As you've now experienced, a custodial account offers no special protection against losses. However, there can be a bit of a silver lining because the short answer to your question is "yes," -- when you realize a loss as you did by "cashing out," you can deduct it when you calculate your taxes.
Your decision to cash out raises a question of my own that I'll address later, but first let's talk about how you might turn those losses into a tax benefit.
CAPITAL LOSSES CAN OFFSET CAPITAL GAINS
When you sell a security for less than the purchase price, you have what's called a capital loss. While no one likes to sell at a loss, there are certain potential tax advantages that can lessen the blow.
First, a capital loss can be used to offset a capital gain, as long as the sale took place in a taxable account. A custodial account fits that definition. So you need to look at the overall picture of your gains and losses when you cashed out your account.

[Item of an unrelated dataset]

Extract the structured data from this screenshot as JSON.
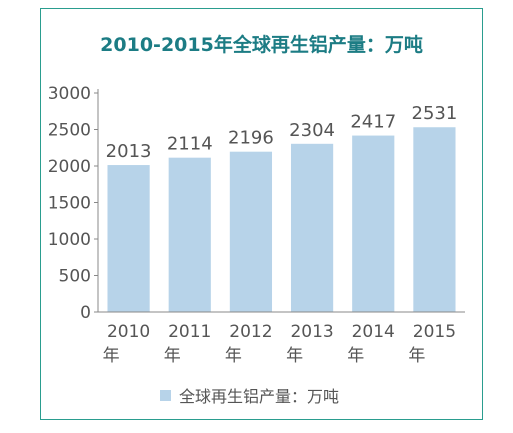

For the sake of example, let's say that you sold $5,000 of stock ABC and realized a gain of $2,000. Theoretically, you'd owe capital gains taxes on that sale. However, let's say that you also sold $5,000 of stock XYZ at a loss of $2,000. That loss on XYX would offset the gain on ABC, and you wouldn't owe any capital gains taxes.
Now if you sold other stocks and realized additional losses that went beyond any gains, you could end up with a surplus loss. That takes us to the next point.
CAPITAL LOSSES CAN BE USED TO REDUCE TAXABLE INCOME
When your capital losses exceed your capital gains in any year, up to $3,000 can be used to reduce your taxable income. So if by cashing out your account, you realized $3,000 in losses beyond any gains, you can deduct those losses from your other income to potentially reduce your tax bill.